Le décalage entre les attentes immédiates et l’ambition d’une réforme qui vise une refondation c’est à dire un changement à partir de la base nécessitant du temps et dont les effets ne seront pas immédiats, me semble à l’origine du malentendu actuel. « ll faut laisser du temps au temps pour bien refonder l’école républicaine » explique l’historien de l’éducation Claude Lelievre qui rappelle que le moment fondateur de l’école républicaine, pour le « simple » secteur de l’enseignement primaire, a duré pendant plus de dix ans.

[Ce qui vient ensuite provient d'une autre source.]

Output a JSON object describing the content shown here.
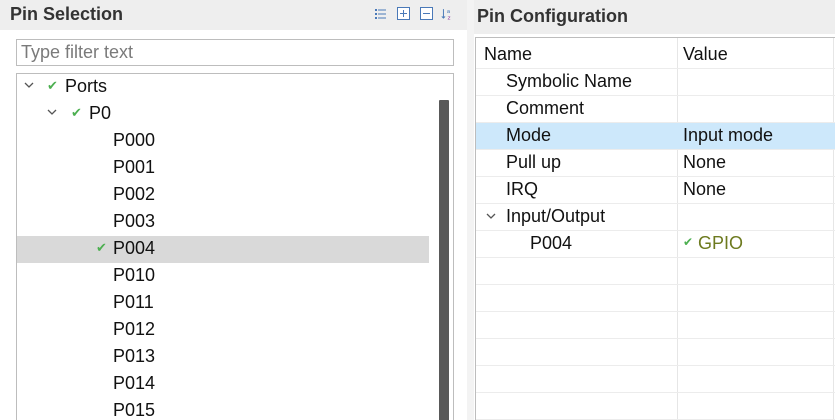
{
  "pin_selection": {
    "title": "Pin Selection",
    "toolbar": [
      "collapse-list-icon",
      "expand-all-icon",
      "collapse-all-icon",
      "sort-az-icon"
    ],
    "filter_placeholder": "Type filter text",
    "tree": {
      "root": {
        "label": "Ports",
        "checked": true,
        "expanded": true
      },
      "group": {
        "label": "P0",
        "checked": true,
        "expanded": true
      },
      "pins": [
        {
          "label": "P000",
          "checked": false,
          "selected": false
        },
        {
          "label": "P001",
          "checked": false,
          "selected": false
        },
        {
          "label": "P002",
          "checked": false,
          "selected": false
        },
        {
          "label": "P003",
          "checked": false,
          "selected": false
        },
        {
          "label": "P004",
          "checked": true,
          "selected": true
        },
        {
          "label": "P010",
          "checked": false,
          "selected": false
        },
        {
          "label": "P011",
          "checked": false,
          "selected": false
        },
        {
          "label": "P012",
          "checked": false,
          "selected": false
        },
        {
          "label": "P013",
          "checked": false,
          "selected": false
        },
        {
          "label": "P014",
          "checked": false,
          "selected": false
        },
        {
          "label": "P015",
          "checked": false,
          "selected": false
        }
      ]
    }
  },
  "pin_configuration": {
    "title": "Pin Configuration",
    "columns": {
      "name": "Name",
      "value": "Value"
    },
    "rows": [
      {
        "name": "Symbolic Name",
        "value": ""
      },
      {
        "name": "Comment",
        "value": ""
      },
      {
        "name": "Mode",
        "value": "Input mode",
        "selected": true
      },
      {
        "name": "Pull up",
        "value": "None"
      },
      {
        "name": "IRQ",
        "value": "None"
      }
    ],
    "group": {
      "name": "Input/Output",
      "expanded": true,
      "child": {
        "name": "P004",
        "value": "GPIO",
        "checked": true
      }
    }
  },
  "colors": {
    "check": "#4caf50",
    "selected_tree_row": "#d9d9d9",
    "selected_table_row": "#cde8fb",
    "gpio_text": "#6d7a1f"
  }
}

La priorité est donnée aux fondations, c’est-à-dire à l’école maternelle et à l’école élémentaire dans toute son importance, puis au collège, ainsi qu’à ce qui est jugé fondamental, à savoir la qualité et la formation professionnelle des enseignants et l’attention privilégiée aux élèves « fragiles ».

L’autre nouveauté est qu’il s’agit, pour la première fois d’une loi non seulement d’orientation mais aussi de programmation - une nouveauté effective sans précédent. On dit quels sont les objectifs à atteindre et les moyens qui pourront être mis en œuvre.

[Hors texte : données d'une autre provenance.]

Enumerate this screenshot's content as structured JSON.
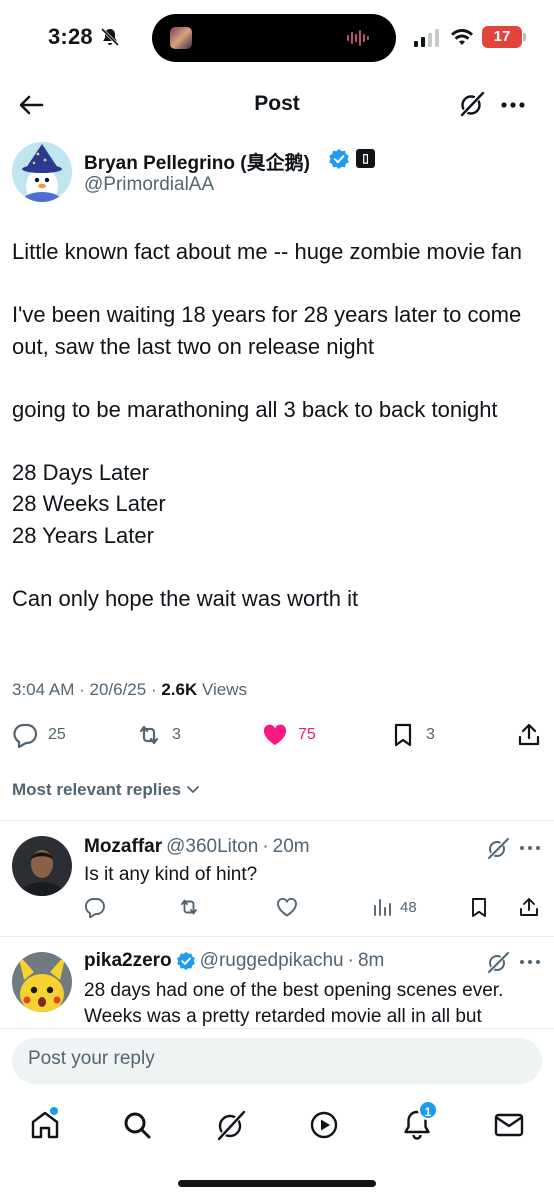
{
  "status_bar": {
    "time": "3:28",
    "battery": "17"
  },
  "header": {
    "title": "Post"
  },
  "post": {
    "author_name": "Bryan Pellegrino (臭企鹅)",
    "author_handle": "@PrimordialAA",
    "paragraphs": [
      "Little known fact about me -- huge zombie movie fan",
      "I've been waiting 18 years for 28 years later to come out, saw the last two on release night",
      "going to be marathoning all 3 back to back tonight"
    ],
    "list_lines": [
      "28 Days Later",
      "28 Weeks Later",
      "28 Years Later"
    ],
    "closing": "Can only hope the wait was worth it",
    "time": "3:04 AM",
    "date": "20/6/25",
    "views_count": "2.6K",
    "views_label": "Views",
    "replies": "25",
    "reposts": "3",
    "likes": "75",
    "bookmarks": "3"
  },
  "sort_label": "Most relevant replies",
  "replies": [
    {
      "name": "Mozaffar",
      "handle": "@360Liton",
      "time": "20m",
      "text": "Is it any kind of hint?",
      "views": "48"
    },
    {
      "name": "pika2zero",
      "handle": "@ruggedpikachu",
      "time": "8m",
      "text": "28 days had one of the best opening scenes ever. Weeks was a pretty retarded movie all in all but"
    }
  ],
  "composer": {
    "placeholder": "Post your reply"
  },
  "tabbar": {
    "notification_count": "1"
  },
  "colors": {
    "accent": "#1d9bf0",
    "like": "#f91880",
    "muted": "#536471",
    "text": "#0f1419"
  }
}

Refondation de l'écoleL’enseignement primaire bénéficiera en effet de 14 000 postes supplémentaires d’ici à 2017, dont 3 000 consacrés à la scolarisation des moins de 3 ans dans les zones « difficiles » ou rurales, et de 7 000 maîtres « surnuméraires » pour instaurer une prise en charge différente de la difficulté scolaire. L’enseignement secondaire aura 7 000 postes supplémentaires qui devraient aller surtout aux collèges, dans des établissements « sensibles ». 24 000 postes seront consacrés à la formation des enseignants. A cela s’ajoutent les 6 000 postes supplémentaires dans les domaines éducatifs, administratifs, sociaux ou de la santé.

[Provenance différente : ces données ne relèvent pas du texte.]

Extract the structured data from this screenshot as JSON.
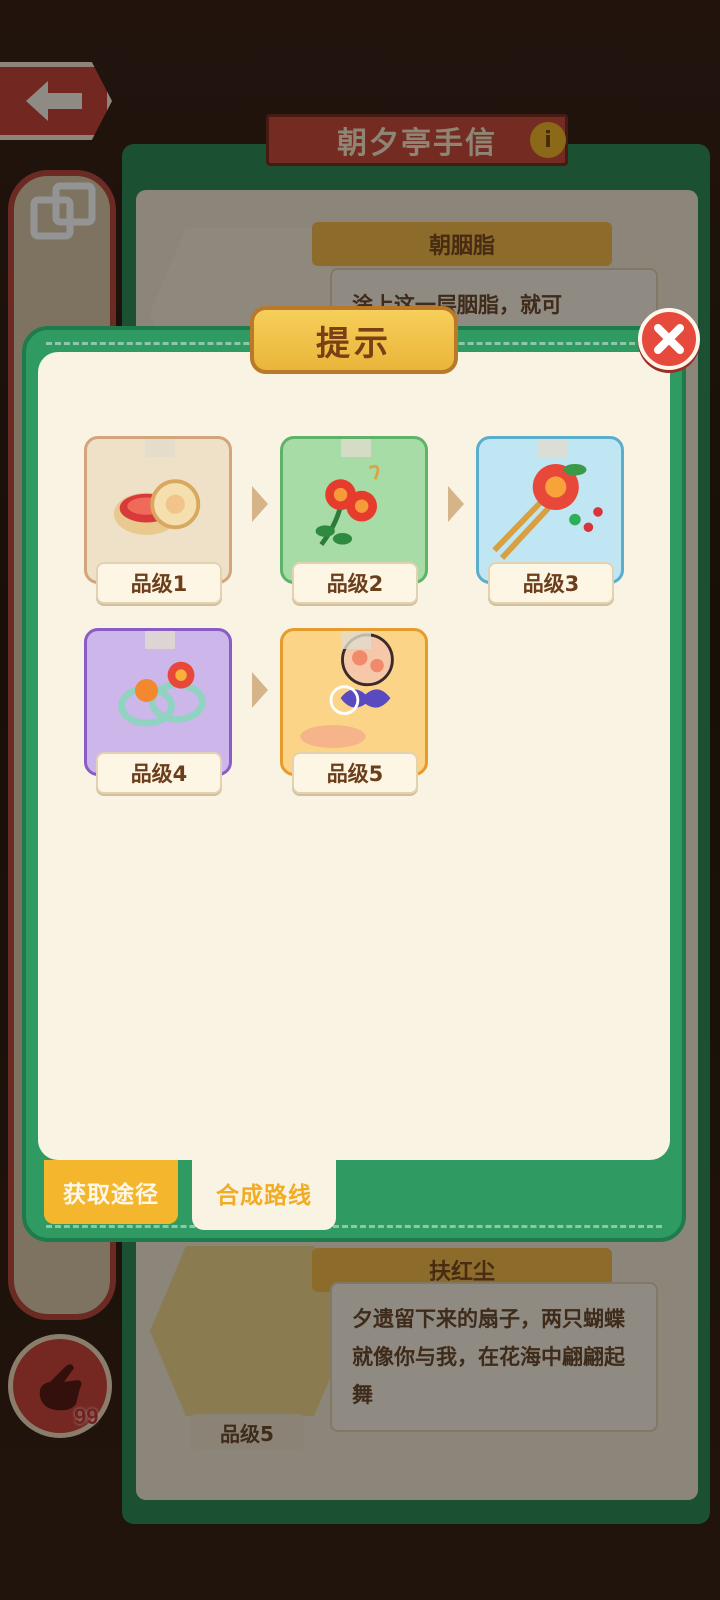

En ce sens, il est vrai que la réforme aura un coût et qu’elle n’est pas aisée à mettre en œuvre. Mais s’il y a eu un vote majoritaire en faveur de François Hollande et de la majorité qui l’a soutenu, c’est pour donner la priorité à l’école comme lieu essentiel d’émancipation et de démocratisation. Elle doit en effet offrir, à tous les enfants quelle que soit leur condition, dès leur plus jeune âge, la possibilité de s’épanouir, de réussir et de vivre ensemble. C’est l’honneur de la gauche de défendre cette réforme, en particulier par temps de crise. Les collectivités directement concernées vont également devoir participer et se concerter dans le cadre d’un projet éducatif intégrant la dimension péri-scolaire. Cela nécessitera certes des moyens mais surtout de la concertation et de l’intelligence collective.

Mais nous devons garder à l’esprit l’essentiel qui est, à mon sens, la nécessité et l’urgence d’une réforme. En effet depuis plus de 20 ans les constats sont connus et partagés. Notre le système éducatif fonctionne mal. Nombre d’élèves et d’enseignants n’y sont pas heureux. 150 000 jeunes sortent chaque année du système éducatif sans formation ni qualification. Par ailleurs, loin de réduire les inégalités, le système actuel ne fait que les aggraver. Enfin les performances des élèves par rapport aux compétences fondamentales restent globalement médiocres. Aussi, il est primordial et urgent d’agir pour refonder notre école c’est-à-dire de prendre les choses par leur début, comme l’ont fait il y a plus d’un siècle les fondateurs de l’école républicaine, donner du temps et prendre son temps pour une véritable refondation démocratique de l’école.